Iran is a very large and very diverse country. Iran has historically experienced a significant amount of structural political turmoil since 1900, e.g. 1921 coup, 1941 abdication of Reza Shah, 1953 coup and 1979 revolution. Iranians are also far less affluent than Israelis, and thus economically desperate.Difference is that they are in charge of a good part of the rest of the world so their internal protests are not nearly as dangerous as the ones in Iran, where dozens of enemies inside and out can take advantage of to inflict a disproportionate amount of damage.
For those reasons (plus the pernicious influence of psychological warfare and the Western media radicalising the population), it is true that rioters in Iran are more violent than those in Israel.
However, Israel also occupies 5 million Palestinians and is surrounded by powerful resistance forces which regularly fire rockets and missiles into its territory, from Gaza, Lebanon and Syria.
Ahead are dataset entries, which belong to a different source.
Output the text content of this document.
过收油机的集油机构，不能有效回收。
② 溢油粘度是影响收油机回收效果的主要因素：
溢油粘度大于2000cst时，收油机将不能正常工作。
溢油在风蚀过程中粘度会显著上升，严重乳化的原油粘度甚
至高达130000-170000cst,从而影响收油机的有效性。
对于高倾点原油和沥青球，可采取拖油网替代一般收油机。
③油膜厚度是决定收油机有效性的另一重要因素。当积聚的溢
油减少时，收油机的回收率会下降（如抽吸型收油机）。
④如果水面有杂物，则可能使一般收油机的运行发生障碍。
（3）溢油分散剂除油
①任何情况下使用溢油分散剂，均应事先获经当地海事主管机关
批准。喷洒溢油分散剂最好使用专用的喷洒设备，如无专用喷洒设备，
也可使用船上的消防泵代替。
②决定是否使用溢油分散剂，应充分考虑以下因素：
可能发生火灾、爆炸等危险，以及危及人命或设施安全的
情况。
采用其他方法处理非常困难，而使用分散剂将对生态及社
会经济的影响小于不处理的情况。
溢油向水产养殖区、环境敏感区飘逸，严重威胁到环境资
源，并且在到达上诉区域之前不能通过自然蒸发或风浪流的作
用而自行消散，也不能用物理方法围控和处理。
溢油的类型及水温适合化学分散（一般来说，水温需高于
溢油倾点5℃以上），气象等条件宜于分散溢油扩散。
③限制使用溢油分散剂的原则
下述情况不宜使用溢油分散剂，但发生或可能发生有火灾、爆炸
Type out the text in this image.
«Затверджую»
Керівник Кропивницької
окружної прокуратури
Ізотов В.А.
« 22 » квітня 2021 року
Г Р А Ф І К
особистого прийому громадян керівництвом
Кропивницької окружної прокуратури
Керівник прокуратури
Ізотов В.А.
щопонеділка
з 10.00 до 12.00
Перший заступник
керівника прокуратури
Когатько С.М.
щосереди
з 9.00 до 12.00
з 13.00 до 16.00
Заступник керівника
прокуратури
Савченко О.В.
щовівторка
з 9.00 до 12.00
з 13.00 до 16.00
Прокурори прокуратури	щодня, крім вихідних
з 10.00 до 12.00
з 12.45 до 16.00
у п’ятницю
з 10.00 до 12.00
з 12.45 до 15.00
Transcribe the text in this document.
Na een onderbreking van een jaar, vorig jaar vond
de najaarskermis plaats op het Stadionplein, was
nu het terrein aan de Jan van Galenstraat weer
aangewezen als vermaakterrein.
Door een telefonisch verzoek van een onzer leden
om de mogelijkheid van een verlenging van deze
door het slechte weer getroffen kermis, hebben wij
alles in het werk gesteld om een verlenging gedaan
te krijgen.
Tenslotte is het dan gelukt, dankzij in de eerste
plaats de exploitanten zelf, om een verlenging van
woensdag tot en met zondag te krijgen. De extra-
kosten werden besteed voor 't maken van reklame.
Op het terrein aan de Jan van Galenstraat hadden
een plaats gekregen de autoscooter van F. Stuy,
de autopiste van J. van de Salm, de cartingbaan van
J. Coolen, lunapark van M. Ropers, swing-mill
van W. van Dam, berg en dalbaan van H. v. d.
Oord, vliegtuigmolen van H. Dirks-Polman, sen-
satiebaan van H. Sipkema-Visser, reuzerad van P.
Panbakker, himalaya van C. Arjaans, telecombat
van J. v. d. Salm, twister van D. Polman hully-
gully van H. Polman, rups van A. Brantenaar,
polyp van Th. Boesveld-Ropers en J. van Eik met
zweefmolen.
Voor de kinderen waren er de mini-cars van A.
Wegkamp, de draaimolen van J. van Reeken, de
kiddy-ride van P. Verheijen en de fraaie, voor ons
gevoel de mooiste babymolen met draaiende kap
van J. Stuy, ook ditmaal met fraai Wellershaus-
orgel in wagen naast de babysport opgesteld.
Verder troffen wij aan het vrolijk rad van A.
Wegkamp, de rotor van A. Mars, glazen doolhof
Not to mention the increasing militarisation of the resistance in the occupied West Bank. Multiple times a year a large portion of their population is forced to enter bomb shelters. This has never happened in Iran. The scale is totally different.
Therefore, all things considered, I would suggest that their 'internal' situation is far more precarious than Iran's.
NB. The vastly different scale of protests in Iran vs Israel (45,000 out of a 88,000,000 population = 0.05% vs 600,000 out of a 9,000,000 population = 6.7%) is another major consideration. Israel is facing unprecedented internal divisions and these divisions are likely to escalate as both camps become entrenched and view the other as the enemy.